"Is not he amusing?" cried Madame de Genlis.

"I was greatly surprised," the speaker went on, never heeding these interruptions, and stuffing his hands into his breeches pockets, "to find some one to talk to in that leg. I had the strange power of entering into my patient. When I first found myself in his skin, I discerned there an amazing number of tiny beings, moving, thinking, and arguing. Some lived in the man's body, and some in his mind. His ideas were creatures that were born, grew, and died; they were sick, gay, healthy, sad—and all had personal individuality. They fought or fondled. A few ideas flew forth and went to dwell in the world of intellect. Suddenly I understood that there are two worlds—the visible and the invisible universe; that the earth, like man, has a body and a soul. A new light was cast on nature, and I perceived its immensity when I saw the ocean of beings everywhere distributed in masses and in species, all of one and the same living matter, from marble rocks up to God. A magnificent sight! In short, there was a universe in my patient. When I inserted my lancet in his gangrened leg, I destroyed a thousand such beings.—You laugh, ladies, at the idea that you are a prey to a thousand creatures——"

"No personalities," said Monsieur de Colonne, "speak for yourself and your patient."
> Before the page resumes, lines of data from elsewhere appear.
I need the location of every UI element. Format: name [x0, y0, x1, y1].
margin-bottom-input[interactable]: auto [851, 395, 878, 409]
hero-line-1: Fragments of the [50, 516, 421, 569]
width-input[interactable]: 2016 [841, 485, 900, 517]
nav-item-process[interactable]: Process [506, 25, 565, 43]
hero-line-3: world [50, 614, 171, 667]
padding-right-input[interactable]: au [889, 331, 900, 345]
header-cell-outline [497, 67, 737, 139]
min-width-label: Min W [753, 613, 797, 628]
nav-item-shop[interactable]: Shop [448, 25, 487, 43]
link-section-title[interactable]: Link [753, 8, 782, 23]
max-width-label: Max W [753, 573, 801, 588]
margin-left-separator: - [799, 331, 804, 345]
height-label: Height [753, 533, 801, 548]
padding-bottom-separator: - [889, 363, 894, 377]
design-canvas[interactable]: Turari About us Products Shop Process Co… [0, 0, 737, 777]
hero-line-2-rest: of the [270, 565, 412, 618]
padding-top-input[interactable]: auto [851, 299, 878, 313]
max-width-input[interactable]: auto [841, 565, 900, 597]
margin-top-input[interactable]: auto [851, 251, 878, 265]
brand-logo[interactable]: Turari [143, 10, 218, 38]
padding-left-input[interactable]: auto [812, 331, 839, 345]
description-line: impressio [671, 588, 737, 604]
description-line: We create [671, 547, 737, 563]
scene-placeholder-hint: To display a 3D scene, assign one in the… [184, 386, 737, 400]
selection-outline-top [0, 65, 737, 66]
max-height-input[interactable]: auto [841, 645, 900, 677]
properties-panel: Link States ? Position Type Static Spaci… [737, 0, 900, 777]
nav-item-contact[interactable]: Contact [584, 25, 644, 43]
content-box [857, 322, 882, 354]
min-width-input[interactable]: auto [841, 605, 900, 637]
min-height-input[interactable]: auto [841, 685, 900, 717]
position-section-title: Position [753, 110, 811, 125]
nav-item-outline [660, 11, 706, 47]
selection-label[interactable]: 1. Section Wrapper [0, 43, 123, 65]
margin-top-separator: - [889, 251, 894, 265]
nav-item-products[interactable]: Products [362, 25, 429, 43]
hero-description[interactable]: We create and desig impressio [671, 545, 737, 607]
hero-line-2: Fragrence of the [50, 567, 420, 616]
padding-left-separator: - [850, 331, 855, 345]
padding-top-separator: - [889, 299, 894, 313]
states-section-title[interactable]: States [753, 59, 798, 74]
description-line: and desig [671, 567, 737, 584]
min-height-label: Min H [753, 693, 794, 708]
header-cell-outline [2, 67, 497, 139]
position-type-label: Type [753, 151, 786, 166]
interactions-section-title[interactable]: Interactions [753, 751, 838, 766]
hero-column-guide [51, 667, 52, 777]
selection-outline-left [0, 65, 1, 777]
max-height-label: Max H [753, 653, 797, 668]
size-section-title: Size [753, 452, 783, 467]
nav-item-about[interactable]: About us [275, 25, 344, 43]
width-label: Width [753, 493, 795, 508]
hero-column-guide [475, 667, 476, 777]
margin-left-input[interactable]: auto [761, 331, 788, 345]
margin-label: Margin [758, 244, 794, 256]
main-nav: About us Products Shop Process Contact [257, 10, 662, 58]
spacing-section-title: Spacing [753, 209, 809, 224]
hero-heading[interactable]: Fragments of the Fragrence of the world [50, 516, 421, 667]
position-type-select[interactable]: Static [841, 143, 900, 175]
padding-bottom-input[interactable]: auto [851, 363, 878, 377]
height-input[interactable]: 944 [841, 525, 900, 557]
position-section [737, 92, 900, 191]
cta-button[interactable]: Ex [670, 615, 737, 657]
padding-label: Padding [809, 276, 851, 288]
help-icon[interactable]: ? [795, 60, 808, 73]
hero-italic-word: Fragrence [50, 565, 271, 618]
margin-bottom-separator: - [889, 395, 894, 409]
"My man, horrified at the outcry of his animalcules, wanted to stop the operation; but I persisted, telling him that malignant creatures were already gnawing at his bones. He made a motion to resist me, not understanding that what I was doing was for his good, and my lancet pierced me in the side——"

"He is too stupid," said Lavoisier.

"No, he is drunk," replied Beaumarchais.

"But, gentlemen, my dream has a meaning," cried the surgeon.

"Oh, oh!" cried Bodard, waking, "my leg is asleep!"

"Your animalcules are dead," said his wife.

"That man has a vocation," said my neighbor, who had imperturbably stared at the surgeon all the time he was talking.